The other day I was in the scrub pines on a dry hillside up a backroad near here. I was looking for some pine poles to build a gate (to keep the deer out of my garden). I had my head down, scouting the ground. I'd pick up a length of pine and test its strength by cracking it over a rock. Some beautiful twisted lengths flew to pieces, rotten already. So I kept looking. They had to be longer than 6 feet and preferably with a lovely bend or twist. The relentless sun and wind on that east side of the valley makes curved sculptures of the pine boughs. I was absorbed in that, eyes on the ground, watching my feet, stepping over little piles of scoured clean deer bones (I think) and I turned to see where I'd left the poles I'd found so far.

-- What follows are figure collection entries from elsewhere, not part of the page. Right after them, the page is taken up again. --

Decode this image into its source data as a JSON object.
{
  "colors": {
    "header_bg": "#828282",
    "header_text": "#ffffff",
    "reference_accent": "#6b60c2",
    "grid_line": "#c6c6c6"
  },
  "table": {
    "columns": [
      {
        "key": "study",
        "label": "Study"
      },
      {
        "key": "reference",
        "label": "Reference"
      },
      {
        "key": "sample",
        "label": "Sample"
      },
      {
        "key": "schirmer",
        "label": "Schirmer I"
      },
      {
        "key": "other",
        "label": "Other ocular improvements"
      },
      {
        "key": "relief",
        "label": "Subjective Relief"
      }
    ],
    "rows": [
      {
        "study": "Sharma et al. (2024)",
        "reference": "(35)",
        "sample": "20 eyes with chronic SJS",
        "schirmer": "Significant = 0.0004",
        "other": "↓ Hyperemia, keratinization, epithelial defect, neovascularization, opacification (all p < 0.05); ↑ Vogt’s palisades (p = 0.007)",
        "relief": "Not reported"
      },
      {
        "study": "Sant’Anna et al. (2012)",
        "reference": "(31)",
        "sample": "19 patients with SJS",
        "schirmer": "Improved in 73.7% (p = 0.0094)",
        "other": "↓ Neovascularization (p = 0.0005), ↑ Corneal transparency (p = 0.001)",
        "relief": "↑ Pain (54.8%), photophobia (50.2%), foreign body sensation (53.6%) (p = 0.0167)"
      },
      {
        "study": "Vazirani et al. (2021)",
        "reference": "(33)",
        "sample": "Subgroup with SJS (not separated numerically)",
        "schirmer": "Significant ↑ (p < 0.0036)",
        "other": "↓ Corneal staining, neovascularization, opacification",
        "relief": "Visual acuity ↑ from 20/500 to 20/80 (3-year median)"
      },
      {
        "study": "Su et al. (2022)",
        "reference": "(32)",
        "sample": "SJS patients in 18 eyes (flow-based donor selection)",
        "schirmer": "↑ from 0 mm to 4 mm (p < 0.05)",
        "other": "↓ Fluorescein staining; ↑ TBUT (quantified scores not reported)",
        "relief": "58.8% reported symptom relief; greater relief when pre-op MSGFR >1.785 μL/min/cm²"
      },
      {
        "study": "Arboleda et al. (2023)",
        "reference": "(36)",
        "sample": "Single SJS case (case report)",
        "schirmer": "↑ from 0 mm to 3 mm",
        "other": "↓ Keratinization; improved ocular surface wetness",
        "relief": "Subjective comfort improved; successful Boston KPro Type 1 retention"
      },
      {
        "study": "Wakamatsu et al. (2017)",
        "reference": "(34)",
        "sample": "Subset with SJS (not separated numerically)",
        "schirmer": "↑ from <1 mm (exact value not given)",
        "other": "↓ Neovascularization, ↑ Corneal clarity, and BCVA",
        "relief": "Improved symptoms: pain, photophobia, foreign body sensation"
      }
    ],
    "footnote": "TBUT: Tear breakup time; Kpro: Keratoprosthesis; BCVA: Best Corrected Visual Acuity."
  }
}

It was almost by accident that I looked up and the view slammed into my field of vision. An incredible sweeping 180 degree panorama of mountain after mountain after mountain in shades from deep navy to sky blue to white where the snow was caught, and then the sky as many shades of blue above that. It took my breath away. It made me smile. I had that moment all to myself -- awe, gratitude. I took a few steps back at my task, then I stopped and fished my phone out of my pocket.

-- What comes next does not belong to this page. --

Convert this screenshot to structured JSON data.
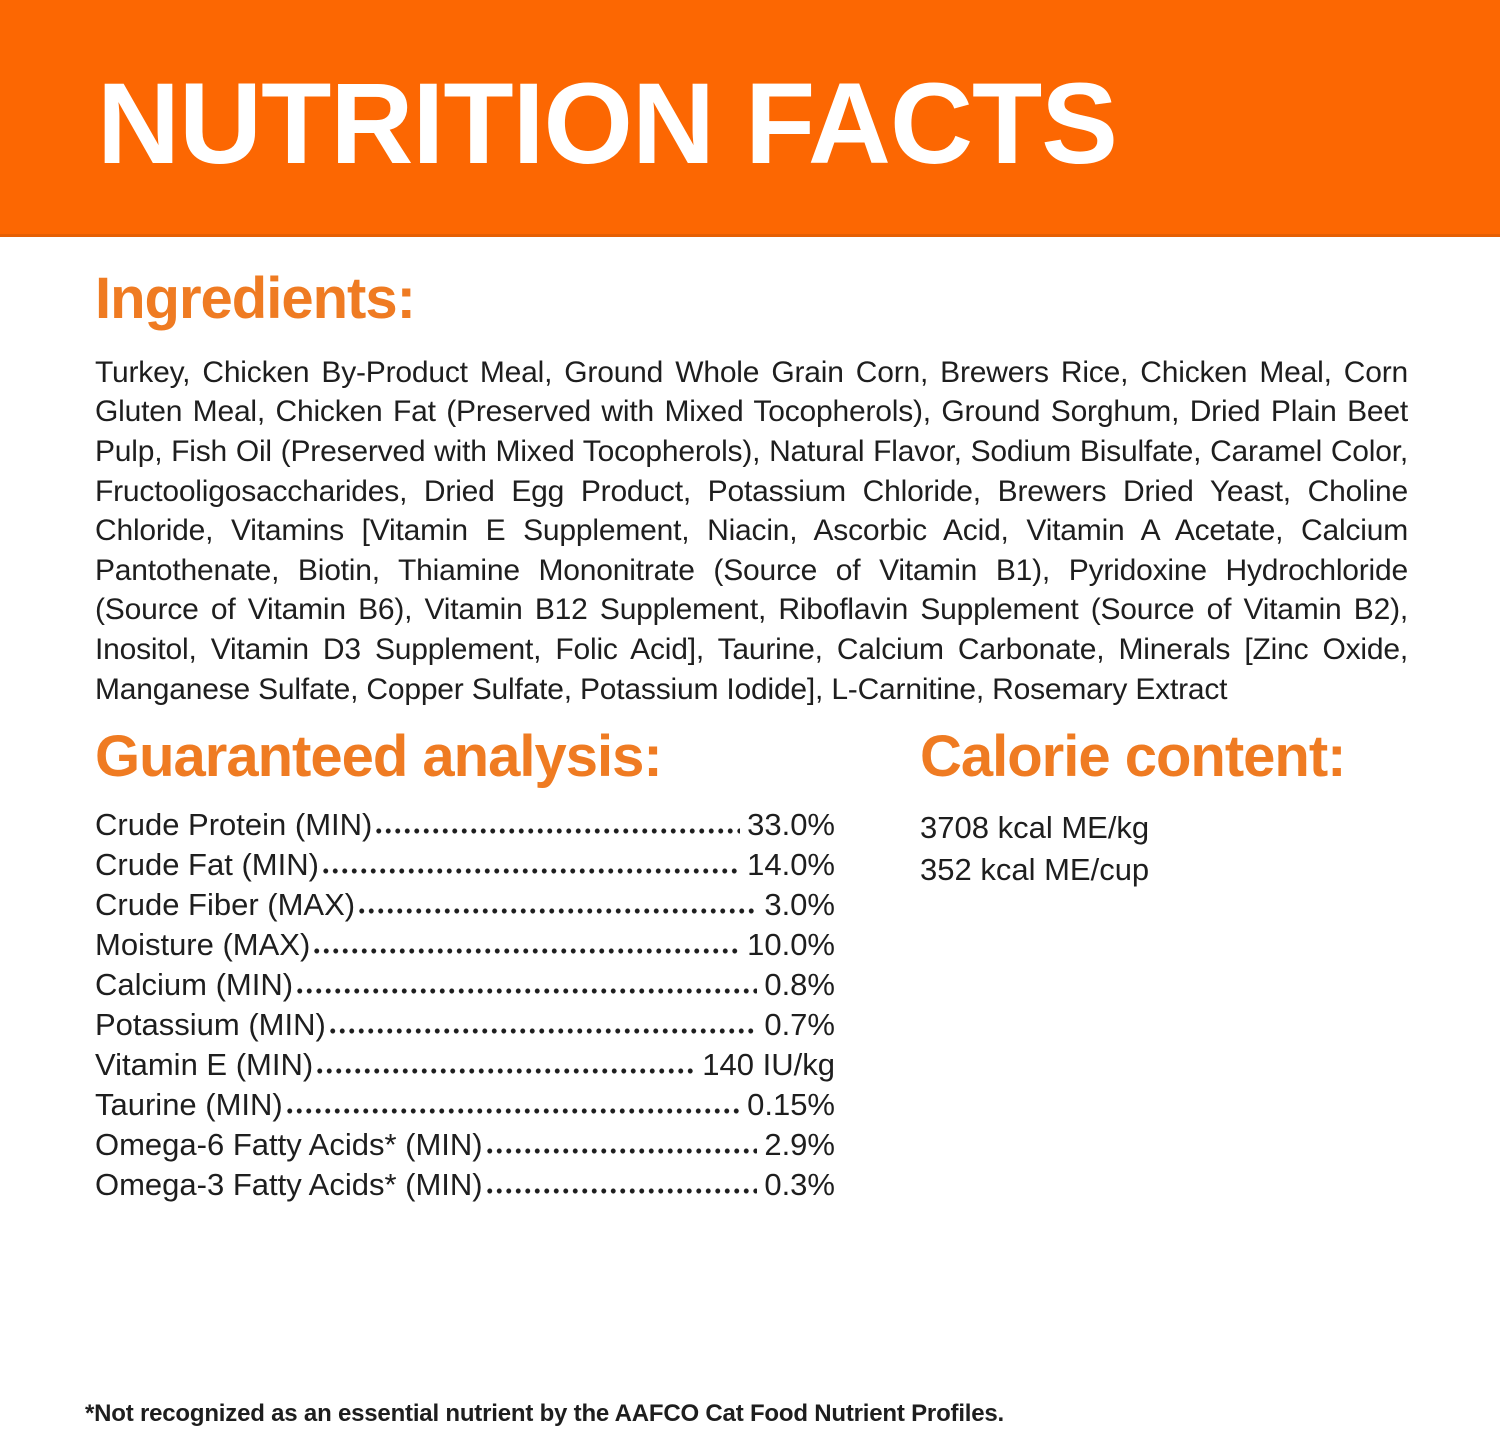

Already I was processing it. The moment had passed. I couldn't quite find the same view in my phone camera frame as what I'd seen when I first looked up. Even now as I'm writing this I'm tempted to Google what I'm grappling with. I'm trying to think of the search terms I'd use to see if someone else has already thought this out, and better than I could. Then I think, wait, I'm allowed to have this insight and think it is original. I'm allowed to ponder it slowly and deeply myself, exploring my own messy questions and revelations instead of boarding that wearying Google train lurching from idea to idea to idea until I've lost the curiosity that made me wonder in the first place.

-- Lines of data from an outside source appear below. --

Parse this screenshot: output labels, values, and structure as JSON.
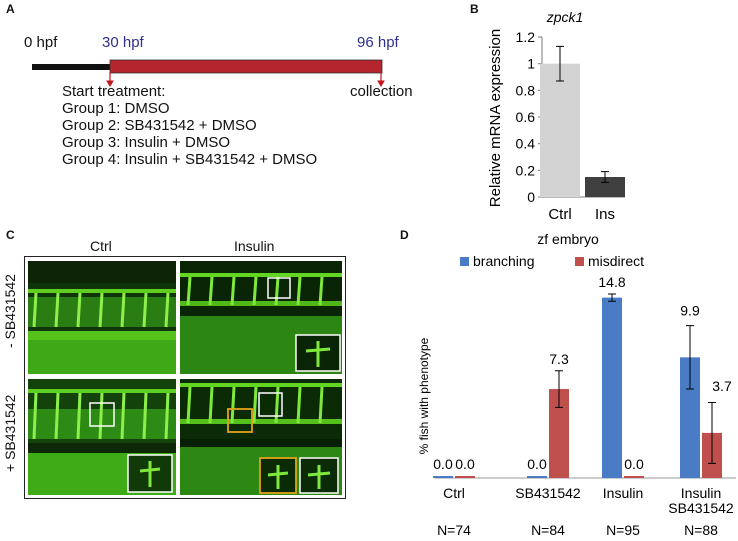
{
  "panels": {
    "A": {
      "letter": "A",
      "timeline": {
        "start_label": "0 hpf",
        "treat_label": "30 hpf",
        "end_label": "96 hpf",
        "collection_label": "collection",
        "colors": {
          "pre": "#111111",
          "treatment": "#b5252e",
          "arrow": "#c0161e",
          "time_text": "#2f2f8f"
        }
      },
      "treatment_lines": [
        "Start treatment:",
        "Group 1: DMSO",
        "Group 2: SB431542 + DMSO",
        "Group 3: Insulin + DMSO",
        "Group 4: Insulin + SB431542 + DMSO"
      ]
    },
    "B": {
      "letter": "B"
    },
    "C": {
      "letter": "C",
      "col_labels": [
        "Ctrl",
        "Insulin"
      ],
      "row_labels": [
        "- SB431542",
        "+ SB431542"
      ],
      "box_colors": {
        "white": "#ffffff",
        "orange": "#e3a21a"
      }
    },
    "D": {
      "letter": "D",
      "n_labels": [
        "N=74",
        "N=84",
        "N=95",
        "N=88"
      ]
    }
  },
  "chart_data": [
    {
      "type": "bar",
      "title": "zpck1",
      "ylabel": "Relative mRNA expression",
      "xlabel": "",
      "categories": [
        "Ctrl",
        "Ins"
      ],
      "values": [
        1.0,
        0.15
      ],
      "errors": [
        0.13,
        0.04
      ],
      "colors": [
        "#d3d3d3",
        "#404040"
      ],
      "ylim": [
        0,
        1.2
      ],
      "yticks": [
        0,
        0.2,
        0.4,
        0.6,
        0.8,
        1,
        1.2
      ],
      "ytick_labels": [
        "0",
        "0.2",
        "0.4",
        "0.6",
        "0.8",
        "1",
        "1.2"
      ],
      "grid": false
    },
    {
      "type": "bar",
      "title": "zf embryo",
      "ylabel": "% fish with phenotype",
      "xlabel": "",
      "categories": [
        "Ctrl",
        "SB431542",
        "Insulin",
        "Insulin\nSB431542"
      ],
      "series": [
        {
          "name": "branching",
          "color": "#4a7cc6",
          "values": [
            0.0,
            0.0,
            14.8,
            9.9
          ],
          "errors": [
            0,
            0,
            0.3,
            2.6
          ]
        },
        {
          "name": "misdirect",
          "color": "#c0504d",
          "values": [
            0.0,
            7.3,
            0.0,
            3.7
          ],
          "errors": [
            0,
            1.5,
            0,
            2.5
          ]
        }
      ],
      "data_labels": [
        [
          "0.0",
          "0.0",
          "14.8",
          "9.9"
        ],
        [
          "0.0",
          "7.3",
          "0.0",
          "3.7"
        ]
      ],
      "ylim": [
        0,
        16
      ],
      "legend_position": "top",
      "grid": false
    }
  ]
}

To leave the phone behind is the obvious solution. But that would mean a consciousness about the potential for these random moments of beauty that seems contradictory. I was just out to find some sticks. I told David I'd be back in half an hour. I brought my phone along partly for safety. I did mention the picked-clean bones?
I'm learning to meditate. I'm an absolute beginner and there is so much I can't get my head around. But I think I have an inkling about what it means to be present, attentive to what is. The problem is in the hyper-consciousness of experience, processing it, a word I associate with processed meats -- same de-naturing. Once I begin to process it, break it down, add to it, I'm no longer just there, experiencing the richness and complexity. I'm assessing and judging. And this is a loss.
"One seeks and seeks but cannot find. One then gives up and the answer comes by itself." Alan Watts.